Wei Wu Wei
Lâchez-prise

Certainement. Mais si « il » ou « elle » est las des consé­quences pitoyables d’un tel conditionnement, ne serait-ce pas la voie directe ? Même la seule voie pour sortir de la situation déplorable, malheureuse qui en résulte, est de faire face au fait, lequel est simple et évident quand il est aperçu. Ce fait est qu’il n’a jamais été, n’est pas, et ne sera jamais, une telle « factualité »…

(Revue Être. No 3. 1ère année. 1973)

Si je n’essaye plus d’être ce que je ne suis-pas

je serai Ce-Que-Je-Suis :

aucune action n’est à « faire ».

NB. : Quand je cesse de me considérer comme un `je’ — Je SUIS.

Si j‘entendais ce que je dis…

Ne sommes-nous pas enclins à oublier

que le nom de Dieu est « je suis ? » [Exode III,14]

N’en faisons-nous pas, chaque jour de notre vie,

en le disant l’application à notre « soi » ?

Quiconque l’a-t-il jamais trouvé blasphématoire ?

Peut-être ne l’entendons-nous pas ainsi ?

« Ne l’entendant pas ainsi » ne serait-ce pas

la raison pour laquelle nous nous croyons en servitude ?

IMPLOSION

S’il pouvait y avoir un concept tel que « celui d’une exagération démesurée » ne serait-ce pas la locution courante disant que X se prend trop au sérieux ?

Trop au sérieux ? Ne serait-ce pas « au sérieux » déjà la limite ? N’est-ce pas suffisamment ridicule de se « prendre » du tout, même avec hilarité ?

Il a été conditionné depuis l’enfance à le faire ? Sans doute, donc pas blâmable ? Certainement. Mais si « il » ou « elle » est las des consé­quences pitoyables d’un tel conditionnement, ne serait-ce pas la voie directe ? Même la seule voie pour sortir de la situation déplorable, malheureuse qui en résulte, est de faire face au fait, lequel est simple et évident quand il est aperçu. Ce fait est qu’il n’a jamais été, n’est pas, et ne sera jamais, une telle « factualité » (en opposition à une actualité apparente) comme un soi-même à prendre du tout au sérieux ! Un tel concept, s’il est pris comiquement — ce qui en fait ne doit pas être difficile — se dissoudra et se perdra dans la gaieté d’un rire.
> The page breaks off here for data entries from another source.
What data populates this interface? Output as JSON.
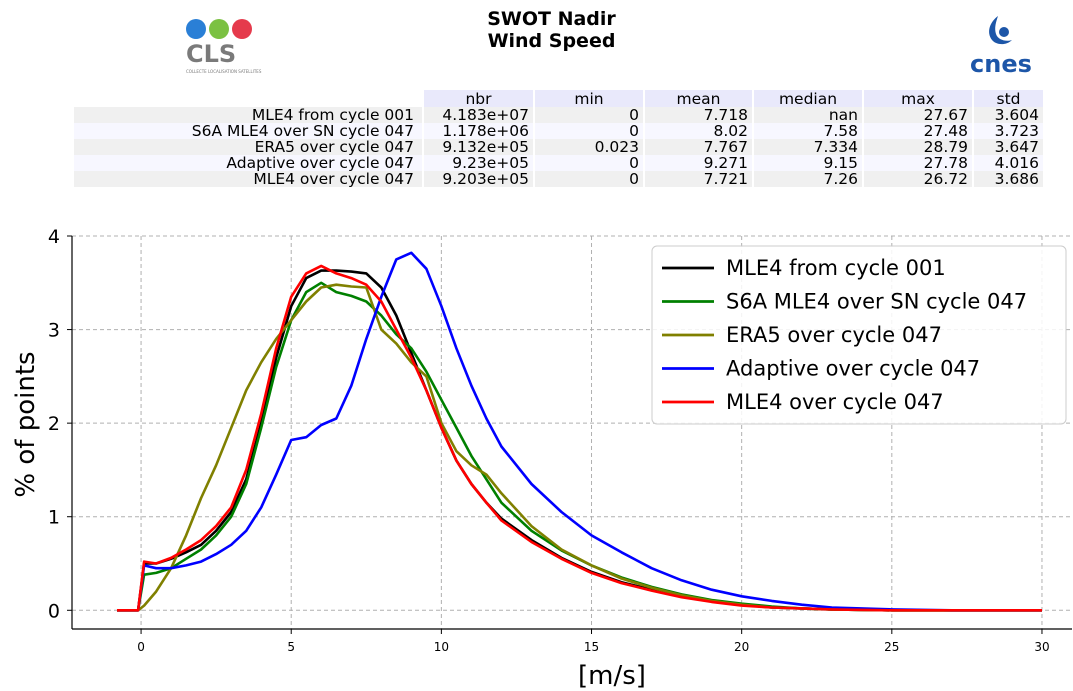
{
  "header": {
    "title_line1": "SWOT Nadir",
    "title_line2": "Wind Speed",
    "logo_left_text": "CLS",
    "logo_left_subtext": "COLLECTE LOCALISATION SATELLITES",
    "logo_right_text": "cnes"
  },
  "stats_table": {
    "columns": [
      "nbr",
      "min",
      "mean",
      "median",
      "max",
      "std"
    ],
    "rows": [
      {
        "label": "MLE4 from cycle 001",
        "values": [
          "4.183e+07",
          "0",
          "7.718",
          "nan",
          "27.67",
          "3.604"
        ]
      },
      {
        "label": "S6A MLE4 over SN cycle 047",
        "values": [
          "1.178e+06",
          "0",
          "8.02",
          "7.58",
          "27.48",
          "3.723"
        ]
      },
      {
        "label": "ERA5 over cycle 047",
        "values": [
          "9.132e+05",
          "0.023",
          "7.767",
          "7.334",
          "28.79",
          "3.647"
        ]
      },
      {
        "label": "Adaptive over cycle 047",
        "values": [
          "9.23e+05",
          "0",
          "9.271",
          "9.15",
          "27.78",
          "4.016"
        ]
      },
      {
        "label": "MLE4 over cycle 047",
        "values": [
          "9.203e+05",
          "0",
          "7.721",
          "7.26",
          "26.72",
          "3.686"
        ]
      }
    ]
  },
  "chart_data": {
    "type": "line",
    "xlabel": "[m/s]",
    "ylabel": "% of points",
    "xlim": [
      -2.3,
      31.0
    ],
    "ylim": [
      -0.2,
      4.0
    ],
    "xticks": [
      0,
      5,
      10,
      15,
      20,
      25,
      30
    ],
    "yticks": [
      0,
      1,
      2,
      3,
      4
    ],
    "grid": true,
    "legend_position": "top-right",
    "series": [
      {
        "name": "MLE4 from cycle 001",
        "color": "#000000",
        "x": [
          -0.8,
          -0.1,
          0.1,
          0.5,
          1.0,
          1.5,
          2.0,
          2.5,
          3.0,
          3.5,
          4.0,
          4.5,
          5.0,
          5.5,
          6.0,
          6.5,
          7.0,
          7.5,
          8.0,
          8.5,
          9.0,
          9.5,
          10.0,
          10.5,
          11.0,
          11.5,
          12.0,
          13.0,
          14.0,
          15.0,
          16.0,
          17.0,
          18.0,
          19.0,
          20.0,
          21.0,
          22.0,
          23.0,
          25.0,
          27.0,
          30.0
        ],
        "y": [
          0,
          0,
          0.5,
          0.5,
          0.55,
          0.62,
          0.7,
          0.85,
          1.05,
          1.4,
          2.0,
          2.7,
          3.25,
          3.55,
          3.63,
          3.63,
          3.62,
          3.6,
          3.45,
          3.15,
          2.75,
          2.35,
          1.95,
          1.6,
          1.35,
          1.15,
          0.98,
          0.75,
          0.56,
          0.41,
          0.3,
          0.22,
          0.15,
          0.1,
          0.06,
          0.03,
          0.02,
          0.01,
          0.0,
          0.0,
          0.0
        ]
      },
      {
        "name": "S6A MLE4 over SN cycle 047",
        "color": "#008000",
        "x": [
          -0.8,
          -0.1,
          0.1,
          0.5,
          1.0,
          1.5,
          2.0,
          2.5,
          3.0,
          3.5,
          4.0,
          4.5,
          5.0,
          5.5,
          6.0,
          6.5,
          7.0,
          7.5,
          8.0,
          8.5,
          9.0,
          9.5,
          10.0,
          10.5,
          11.0,
          11.5,
          12.0,
          13.0,
          14.0,
          15.0,
          16.0,
          17.0,
          18.0,
          19.0,
          20.0,
          21.0,
          22.0,
          23.0,
          25.0,
          27.0,
          30.0
        ],
        "y": [
          0,
          0,
          0.38,
          0.4,
          0.45,
          0.55,
          0.65,
          0.8,
          1.0,
          1.35,
          1.95,
          2.6,
          3.1,
          3.4,
          3.5,
          3.4,
          3.36,
          3.3,
          3.15,
          2.95,
          2.8,
          2.55,
          2.25,
          1.95,
          1.65,
          1.4,
          1.15,
          0.85,
          0.64,
          0.48,
          0.35,
          0.25,
          0.17,
          0.11,
          0.07,
          0.04,
          0.02,
          0.01,
          0.0,
          0.0,
          0.0
        ]
      },
      {
        "name": "ERA5 over cycle 047",
        "color": "#808000",
        "x": [
          -0.8,
          -0.1,
          0.1,
          0.5,
          1.0,
          1.5,
          2.0,
          2.5,
          3.0,
          3.5,
          4.0,
          4.5,
          5.0,
          5.5,
          6.0,
          6.5,
          7.0,
          7.5,
          8.0,
          8.5,
          9.0,
          9.5,
          10.0,
          10.5,
          11.0,
          11.5,
          12.0,
          13.0,
          14.0,
          15.0,
          16.0,
          17.0,
          18.0,
          19.0,
          20.0,
          21.0,
          22.0,
          23.0,
          25.0,
          27.0,
          30.0
        ],
        "y": [
          0,
          0,
          0.05,
          0.2,
          0.45,
          0.8,
          1.2,
          1.55,
          1.95,
          2.35,
          2.65,
          2.9,
          3.1,
          3.3,
          3.45,
          3.48,
          3.46,
          3.45,
          3.0,
          2.85,
          2.65,
          2.5,
          2.0,
          1.7,
          1.55,
          1.45,
          1.25,
          0.9,
          0.65,
          0.48,
          0.34,
          0.24,
          0.16,
          0.1,
          0.06,
          0.03,
          0.02,
          0.01,
          0.0,
          0.0,
          0.0
        ]
      },
      {
        "name": "Adaptive over cycle 047",
        "color": "#0000ff",
        "x": [
          -0.8,
          -0.1,
          0.1,
          0.5,
          1.0,
          1.5,
          2.0,
          2.5,
          3.0,
          3.5,
          4.0,
          4.5,
          5.0,
          5.5,
          6.0,
          6.5,
          7.0,
          7.5,
          8.0,
          8.5,
          9.0,
          9.5,
          10.0,
          10.5,
          11.0,
          11.5,
          12.0,
          13.0,
          14.0,
          15.0,
          16.0,
          17.0,
          18.0,
          19.0,
          20.0,
          21.0,
          22.0,
          23.0,
          25.0,
          27.0,
          30.0
        ],
        "y": [
          0,
          0,
          0.48,
          0.45,
          0.45,
          0.48,
          0.52,
          0.6,
          0.7,
          0.85,
          1.1,
          1.45,
          1.82,
          1.85,
          1.98,
          2.05,
          2.4,
          2.9,
          3.35,
          3.75,
          3.82,
          3.65,
          3.25,
          2.8,
          2.4,
          2.05,
          1.75,
          1.35,
          1.05,
          0.8,
          0.62,
          0.45,
          0.32,
          0.22,
          0.15,
          0.1,
          0.06,
          0.03,
          0.01,
          0.0,
          0.0
        ]
      },
      {
        "name": "MLE4 over cycle 047",
        "color": "#ff0000",
        "x": [
          -0.8,
          -0.1,
          0.1,
          0.5,
          1.0,
          1.5,
          2.0,
          2.5,
          3.0,
          3.5,
          4.0,
          4.5,
          5.0,
          5.5,
          6.0,
          6.5,
          7.0,
          7.5,
          8.0,
          8.5,
          9.0,
          9.5,
          10.0,
          10.5,
          11.0,
          11.5,
          12.0,
          13.0,
          14.0,
          15.0,
          16.0,
          17.0,
          18.0,
          19.0,
          20.0,
          21.0,
          22.0,
          23.0,
          25.0,
          27.0,
          30.0
        ],
        "y": [
          0,
          0,
          0.52,
          0.5,
          0.56,
          0.65,
          0.75,
          0.9,
          1.1,
          1.5,
          2.1,
          2.8,
          3.35,
          3.6,
          3.68,
          3.6,
          3.55,
          3.48,
          3.3,
          3.0,
          2.7,
          2.35,
          1.95,
          1.6,
          1.35,
          1.15,
          0.96,
          0.73,
          0.55,
          0.4,
          0.29,
          0.21,
          0.14,
          0.09,
          0.05,
          0.03,
          0.02,
          0.01,
          0.0,
          0.0,
          0.0
        ]
      }
    ]
  }
}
D’après cela, la notion d’aucun phénomène qui prend au sérieux son soi entièrement conceptuel ne pourrait guère faillir à évoquer quel­que chose entre un sourire et un éclat sain et naturel de rire.

Un rire est spontané, immédiat, une expression de la Subjectivité qui se manifeste subitement par implosion dans le monde solennel et absurde de l’extension apparente de l’espace-temps.